Mr Milk, the unsung hero

I have committed a piece about Pasha, the invisible student only to realise that there are more unsung heroes in my classroom. Enter Mr Milk.

The beginnings

Mr Milk has been a frequent guest in my classes for a very long time now and, and unlike in Pasha’s case, I know that for sure because I remember the students (8 and 9-year-olds, A1 level boys plus Nastya) and I do remember the classroom itself: Moscow, Sokolniki, 2008. Since then, it’s been twelve years and a quite a few generations of students.

This time round, I also remember the sources of inspiration. One of them was the game I played with my cousin, Magda. When we were much younger, we used to come up with silly names for characters according to the formula: a very traditional first name and an everyday household object for the family name. Hence Peter Radiator and Archibald Loudspeaker. It must have left a mark because up to this day, I get weirdly excited when I come across such surnames in real life. Tetradkina, Karandashovna, Sobachkina*…Oh, what a dream!

The other sources of inspiration was definitely the amazing videoclip for the Blur’s song Coffee and TV. It’s just the ending of the main character dying and going to heaven has (so far) kept me from using it in class.

Mr Milk arrives when…

  • we start talking about other people, moving away from ‘I am’, ‘I have got’, ‘I can’ and ‘I like’
  • we introduce Present Simple 3rd singular. No day is too weird, too amazing or too everyday for Mr Milk.
  • we introduce Past Simple and start telling stories. Mr Milk is a superhero and literally anything can happen to him.

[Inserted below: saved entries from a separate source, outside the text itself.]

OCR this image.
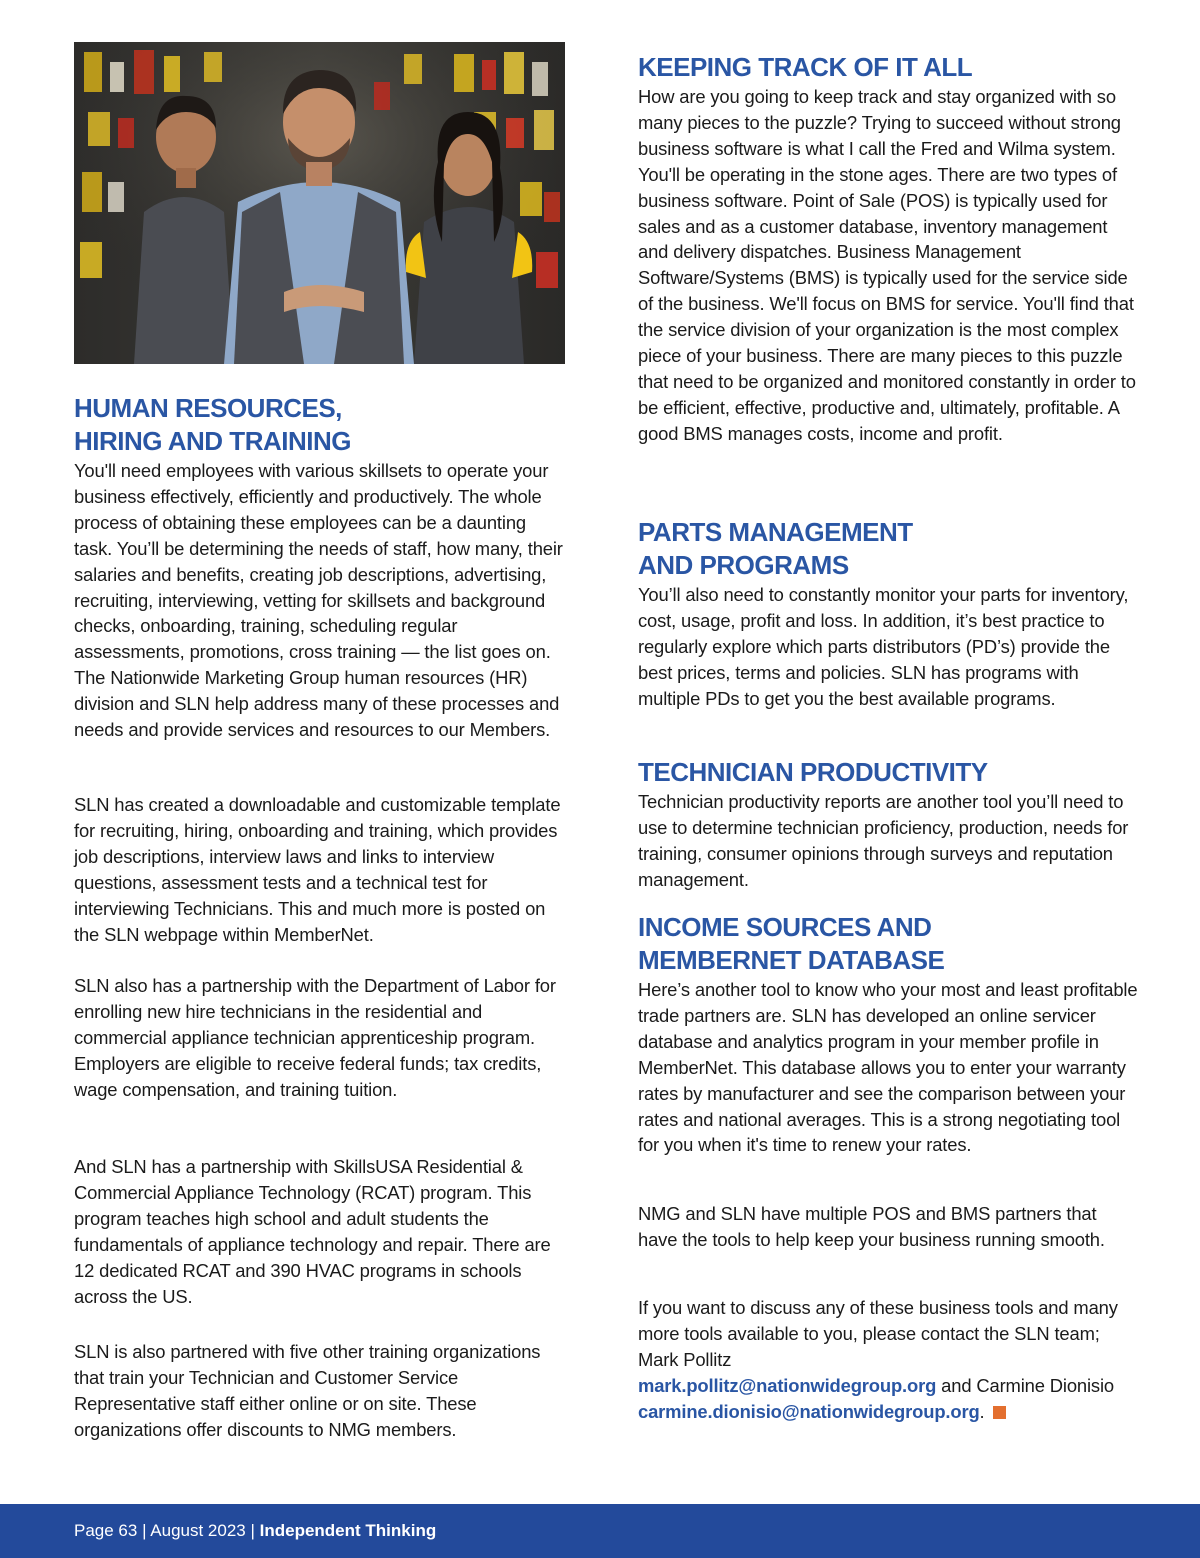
HUMAN RESOURCES,
HIRING AND TRAINING

You'll need employees with various skillsets to operate your business effectively, efficiently and productively. The whole process of obtaining these employees can be a daunting task. You’ll be determining the needs of staff, how many, their salaries and benefits, creating job descriptions, advertising, recruiting, interviewing, vetting for skillsets and background checks, onboarding, training, scheduling regular assessments, promotions, cross training — the list goes on. The Nationwide Marketing Group human resources (HR) division and SLN help address many of these processes and needs and provide services and resources to our Members.

SLN has created a downloadable and customizable template for recruiting, hiring, onboarding and training, which provides job descriptions, interview laws and links to interview questions, assessment tests and a technical test for interviewing Technicians. This and much more is posted on the SLN webpage within MemberNet.

SLN also has a partnership with the Department of Labor for enrolling new hire technicians in the residential and commercial appliance technician apprenticeship program. Employers are eligible to receive federal funds; tax credits, wage compensation, and training tuition.

And SLN has a partnership with SkillsUSA Residential & Commercial Appliance Technology (RCAT) program. This program teaches high school and adult students the fundamentals of appliance technology and repair. There are 12 dedicated RCAT and 390 HVAC programs in schools across the US.

SLN is also partnered with five other training organizations that train your Technician and Customer Service Representative staff either online or on site. These organizations offer discounts to NMG members.

KEEPING TRACK OF IT ALL

How are you going to keep track and stay organized with so many pieces to the puzzle? Trying to succeed without strong business software is what I call the Fred and Wilma system. You'll be operating in the stone ages. There are two types of business software. Point of Sale (POS) is typically used for sales and as a customer database, inventory management and delivery dispatches. Business Management Software/Systems (BMS) is typically used for the service side of the business. We'll focus on BMS for service. You'll find that the service division of your organization is the most complex piece of your business. There are many pieces to this puzzle that need to be organized and monitored constantly in order to be efficient, effective, productive and, ultimately, profitable. A good BMS manages costs, income and profit.

PARTS MANAGEMENT
AND PROGRAMS

You’ll also need to constantly monitor your parts for inventory, cost, usage, profit and loss. In addition, it’s best practice to regularly explore which parts distributors (PD’s) provide the best prices, terms and policies. SLN has programs with multiple PDs to get you the best available programs.

TECHNICIAN PRODUCTIVITY

Technician productivity reports are another tool you’ll need to use to determine technician proficiency, production, needs for training, consumer opinions through surveys and reputation management.

INCOME SOURCES AND
MEMBERNET DATABASE

Here’s another tool to know who your most and least profitable trade partners are. SLN has developed an online servicer database and analytics program in your member profile in MemberNet. This database allows you to enter your warranty rates by manufacturer and see the comparison between your rates and national averages. This is a strong negotiating tool for you when it's time to renew your rates.

NMG and SLN have multiple POS and BMS partners that have the tools to help keep your business running smooth.

If you want to discuss any of these business tools and many more tools available to you, please contact the SLN team; Mark Pollitz
mark.pollitz@nationwidegroup.org and Carmine Dionisio carmine.dionisio@nationwidegroup.org.

Page 63 | August 2023 | Independent Thinking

The best thing about Mr Milk is that he rarely stays on his own and as soon as he feels comfortable, all his pals, relatives and enemies so that we are never short of people to talk about. Mr Cheese, Mr Coffee, Mr Apple, Miss Umbrella, Mr Banana…And once he comes, he never leaves. And, to be perfectly honest, I have no idea why the kids like Mr Milk so much. But they really do.

The next step?

Well, that’s easy. It takes very little for the kids to start coming up with their own characters’ names. This week, for example, we spent a good portion of the lesson talking about the adventures of Mr Bike Strawberry. After they had decided whether ‘Bike’ was better as a name or a surname, that is. Oh, there was a caterpillar, too.

This particular story involved Mr Bike chasing the teacher, an absent teacher, happy students drinking lemonade in class and one sad football (sad because everyone was kicking it).

And, as a result of all that, one real life teacher, very very happy at the amount of the language produced. And eternally grateful to Mr Milk.

Here, in the other post, you can read about using noughts and crosses to tell stories in class.

Happy teaching!

*) Tetradkina from the words тетрадь (notebook), карандаш (pencil) and собачка (a little dog). Although, to be honest, I am not quite sure if all of them are real Russian surnames.